Just before ten thirty Tom and Stephens were led up the staircase into the dock. Local sympathy for the defendants was as strong in Exeter as it had been in Falmouth. The courtroom was packed and the murmurs of conversation swelled into applause as they came into view. Tom stood at the rail of the dock, where he was to remain throughout the trial, since his injuries still prevented him from sitting.
The morning sunlight streamed through the iron latticework covering the windows, forming diamond patterns of light and shade on the floor. Directly in front of and below the dock, in the well of the court, was a large square lawyer’s table, smothered in papers and parchment rolls.
Arthur Collins and the other members of the defence team sat on Tom’s right. Collins’s junior was Henry Clark, the recorder of Tiverton and a member of the Royal Western Yacht Club at Plymouth. The prosecution faced them across the table, led by Arthur Charles, QC, with Charles Matthews as his junior. The stature of the leading counsel for the Crown and the number of other lawyers — no less than fourteen sat around three sides of the table, leaving the other for the clerks of the court — showed the importance the Home Office attached to the case.
The double-banked seats of the jury box stood at the right of the court. The jurors, twelve men dressed in their Sunday-best suits, stared back at Tom, curiosity written on their faces.
Facing the dock was the judge’s bench, an ornately carved mahogany chair upholstered in blood-red velvet. The witness box lay to its left and on the other side was a seat, like a box at the theatre, where a lady — of some refinement, judging from her dress — was sitting.
The rest of the well of the court was crowded with country gentlemen, officers in full military uniform and clerics. Most of the seats were allocated by ticket only, doubtless to people of the best figure of the county, but a few, plus the standing areas, were reserved for the general public. Those spaces had been filled as soon as the doors were open, and the benches behind Tom were jammed. Through the open door he could see policemen still battling to repel those who had gathered in the corridors and were determined to force their way in.
After a few minutes the heavy oak doors banged shut. There was a brief silence, then the door behind the judge’s bench opened. Flanked by his usher, the Baron Huddleston strode in and sat down, resplendent in the crimson robes of a judge at assize. He glanced to his right and smiled at the woman seated in the wings.

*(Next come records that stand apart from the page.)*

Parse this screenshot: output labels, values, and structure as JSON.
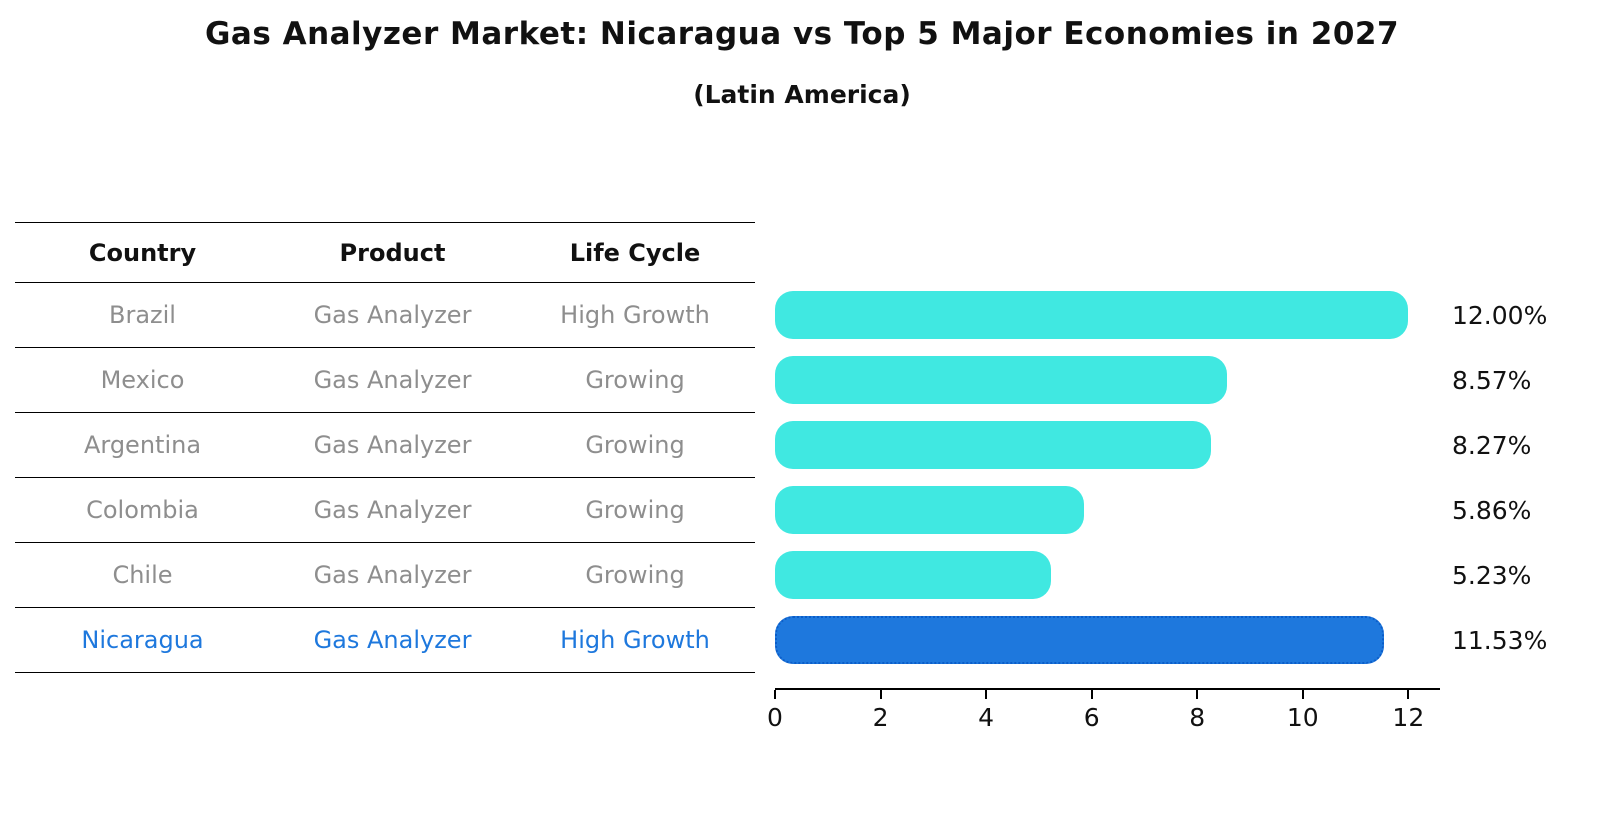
{
  "title": "Gas Analyzer Market: Nicaragua vs Top 5 Major Economies in 2027",
  "subtitle": "(Latin America)",
  "table": {
    "headers": [
      "Country",
      "Product",
      "Life Cycle"
    ],
    "rows": [
      {
        "country": "Brazil",
        "product": "Gas Analyzer",
        "life_cycle": "High Growth",
        "highlight": false
      },
      {
        "country": "Mexico",
        "product": "Gas Analyzer",
        "life_cycle": "Growing",
        "highlight": false
      },
      {
        "country": "Argentina",
        "product": "Gas Analyzer",
        "life_cycle": "Growing",
        "highlight": false
      },
      {
        "country": "Colombia",
        "product": "Gas Analyzer",
        "life_cycle": "Growing",
        "highlight": false
      },
      {
        "country": "Chile",
        "product": "Gas Analyzer",
        "life_cycle": "Growing",
        "highlight": false
      },
      {
        "country": "Nicaragua",
        "product": "Gas Analyzer",
        "life_cycle": "High Growth",
        "highlight": true
      }
    ]
  },
  "chart_data": {
    "type": "bar",
    "orientation": "horizontal",
    "title": "Gas Analyzer Market: Nicaragua vs Top 5 Major Economies in 2027 (Latin America)",
    "categories": [
      "Brazil",
      "Mexico",
      "Argentina",
      "Colombia",
      "Chile",
      "Nicaragua"
    ],
    "values": [
      12.0,
      8.57,
      8.27,
      5.86,
      5.23,
      11.53
    ],
    "value_labels": [
      "12.00%",
      "8.57%",
      "8.27%",
      "5.86%",
      "5.23%",
      "11.53%"
    ],
    "xlabel": "",
    "ylabel": "",
    "xlim": [
      0,
      12.6
    ],
    "xticks": [
      0,
      2,
      4,
      6,
      8,
      10,
      12
    ],
    "grid": false,
    "legend": null,
    "highlight_index": 5
  },
  "colors": {
    "bar_default": "#40E8E1",
    "bar_highlight": "#1E78DD",
    "highlight_text": "#1E78DD",
    "table_text": "#8E8E8E",
    "header_text": "#111111"
  }
}
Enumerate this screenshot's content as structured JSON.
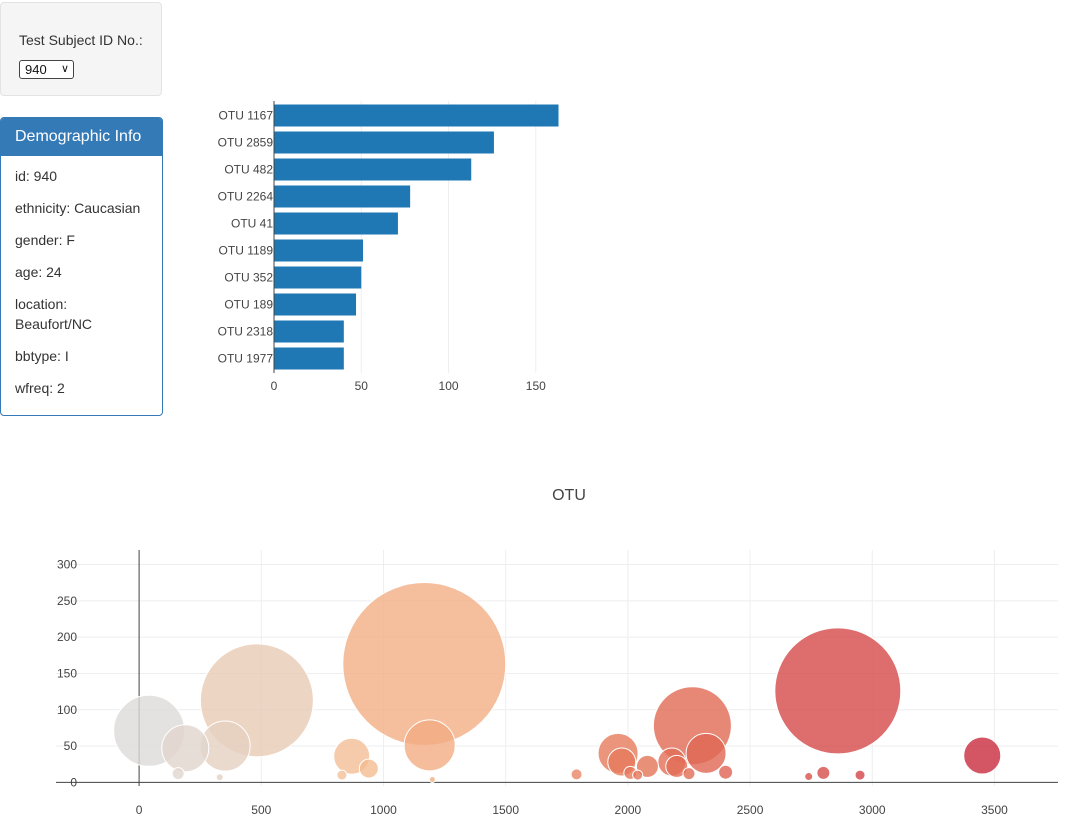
{
  "selector": {
    "label": "Test Subject ID No.:",
    "selected": "940"
  },
  "demographic": {
    "title": "Demographic Info",
    "items": [
      "id: 940",
      "ethnicity: Caucasian",
      "gender: F",
      "age: 24",
      "location: Beaufort/NC",
      "bbtype: I",
      "wfreq: 2"
    ]
  },
  "chart_data": [
    {
      "type": "bar",
      "orientation": "horizontal",
      "categories": [
        "OTU 1167",
        "OTU 2859",
        "OTU 482",
        "OTU 2264",
        "OTU 41",
        "OTU 1189",
        "OTU 352",
        "OTU 189",
        "OTU 2318",
        "OTU 1977"
      ],
      "values": [
        163,
        126,
        113,
        78,
        71,
        51,
        50,
        47,
        40,
        40
      ],
      "xlim": [
        0,
        165
      ],
      "xticks": [
        0,
        50,
        100,
        150
      ],
      "color": "#1f77b4",
      "grid": true
    },
    {
      "type": "scatter",
      "title": "OTU",
      "x": [
        41,
        189,
        352,
        482,
        1167,
        1189,
        2264,
        2859,
        3450,
        870,
        940,
        1960,
        1975,
        2080,
        2180,
        2320,
        2200,
        2250,
        2010,
        160,
        830,
        1200,
        2400,
        2800,
        2950,
        2740,
        1790,
        2040,
        330
      ],
      "y": [
        71,
        47,
        50,
        113,
        163,
        51,
        78,
        126,
        37,
        36,
        19,
        40,
        28,
        22,
        28,
        40,
        22,
        12,
        13,
        12,
        10,
        4,
        14,
        13,
        10,
        8,
        11,
        10,
        7
      ],
      "sizes": [
        71,
        47,
        50,
        113,
        163,
        51,
        78,
        126,
        37,
        36,
        19,
        40,
        28,
        22,
        28,
        40,
        22,
        12,
        13,
        12,
        10,
        4,
        14,
        13,
        10,
        8,
        11,
        10,
        7
      ],
      "xlim": [
        -340,
        3760
      ],
      "ylim": [
        -5,
        320
      ],
      "xticks": [
        0,
        500,
        1000,
        1500,
        2000,
        2500,
        3000,
        3500
      ],
      "yticks": [
        0,
        50,
        100,
        150,
        200,
        250,
        300
      ],
      "colorscale": "Earth-like gray-to-red by x",
      "grid": true
    }
  ]
}
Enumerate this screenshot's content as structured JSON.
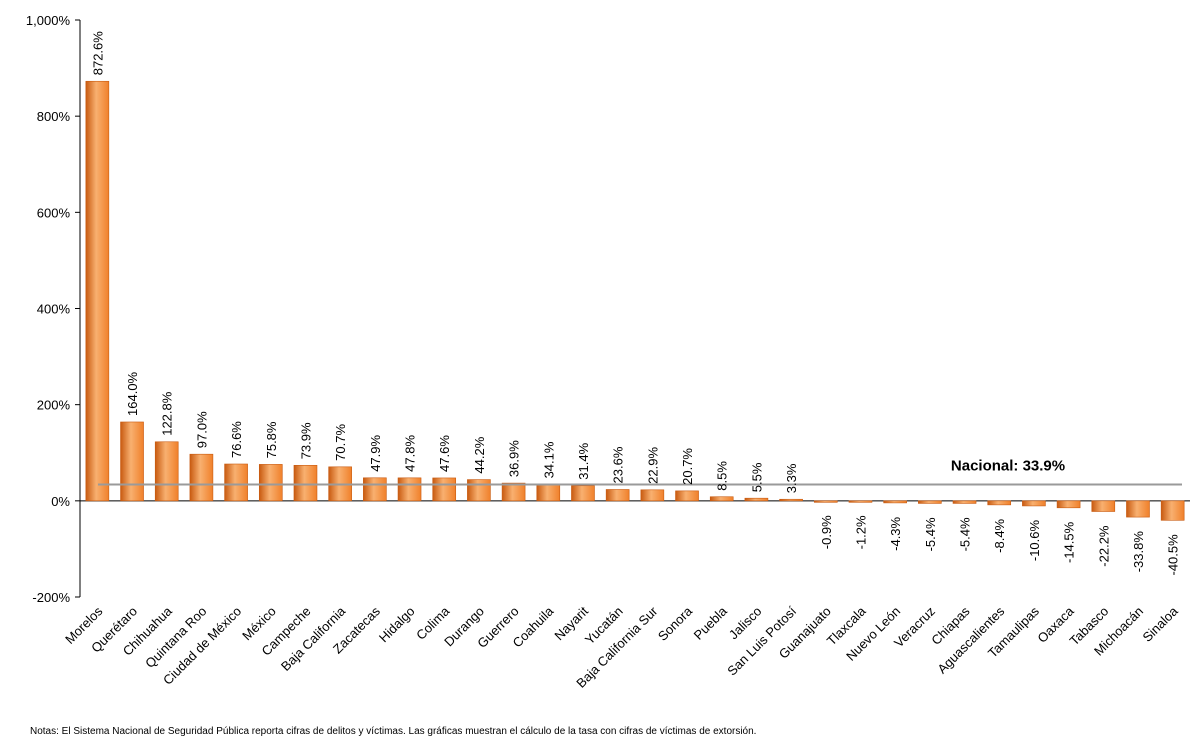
{
  "chart_data": {
    "type": "bar",
    "categories": [
      "Morelos",
      "Querétaro",
      "Chihuahua",
      "Quintana Roo",
      "Ciudad de México",
      "México",
      "Campeche",
      "Baja California",
      "Zacatecas",
      "Hidalgo",
      "Colima",
      "Durango",
      "Guerrero",
      "Coahuila",
      "Nayarit",
      "Yucatán",
      "Baja California Sur",
      "Sonora",
      "Puebla",
      "Jalisco",
      "San Luis Potosí",
      "Guanajuato",
      "Tlaxcala",
      "Nuevo León",
      "Veracruz",
      "Chiapas",
      "Aguascalientes",
      "Tamaulipas",
      "Oaxaca",
      "Tabasco",
      "Michoacán",
      "Sinaloa"
    ],
    "values": [
      872.6,
      164.0,
      122.8,
      97.0,
      76.6,
      75.8,
      73.9,
      70.7,
      47.9,
      47.8,
      47.6,
      44.2,
      36.9,
      34.1,
      31.4,
      23.6,
      22.9,
      20.7,
      8.5,
      5.5,
      3.3,
      -0.9,
      -1.2,
      -4.3,
      -5.4,
      -5.4,
      -8.4,
      -10.6,
      -14.5,
      -22.2,
      -33.8,
      -40.5
    ],
    "labels": [
      "872.6%",
      "164.0%",
      "122.8%",
      "97.0%",
      "76.6%",
      "75.8%",
      "73.9%",
      "70.7%",
      "47.9%",
      "47.8%",
      "47.6%",
      "44.2%",
      "36.9%",
      "34.1%",
      "31.4%",
      "23.6%",
      "22.9%",
      "20.7%",
      "8.5%",
      "5.5%",
      "3.3%",
      "-0.9%",
      "-1.2%",
      "-4.3%",
      "-5.4%",
      "-5.4%",
      "-8.4%",
      "-10.6%",
      "-14.5%",
      "-22.2%",
      "-33.8%",
      "-40.5%"
    ],
    "ylim": [
      -200,
      1000
    ],
    "yticks": [
      -200,
      0,
      200,
      400,
      600,
      800,
      1000
    ],
    "ytick_labels": [
      "-200%",
      "0%",
      "200%",
      "400%",
      "600%",
      "800%",
      "1,000%"
    ],
    "reference_line": {
      "value": 33.9,
      "label": "Nacional: 33.9%"
    },
    "title": "",
    "xlabel": "",
    "ylabel": "",
    "colors": {
      "bar": "#f0802a",
      "bar_light": "#f8b070",
      "bar_dark": "#c85a10",
      "reference": "#9a9a9a",
      "axis": "#000000"
    }
  },
  "notes": "Notas: El Sistema Nacional de Seguridad Pública reporta cifras de delitos y víctimas. Las gráficas muestran el cálculo de la tasa con cifras de víctimas de extorsión."
}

She raised her hand in acknowledgement. ‘That’s his wife,’ the turnkey whispered to Tom. ‘She always comes to watch his big cases. He passed sentence of death on a poor devil yesterday and she had to put her hand to her mouth to hide a smile.’ He smiled himself, showing a mouthful of rotten teeth.
Tom turned his head away. The man’s breath stank of tobacco and sour ale, but he also did not want to hear any more of his confidences.
The judge banged his gavel to silence the buzz of conversation. Tom studied him as the clerk of the court began to read the indictment. Huddleston’s hair was obscured by his wig, but his long sideburns were grey and he looked to be at least sixty years old. His eyebrows were darker and drawn together in a permanent frown, accentuated by the downturned corners of his mouth.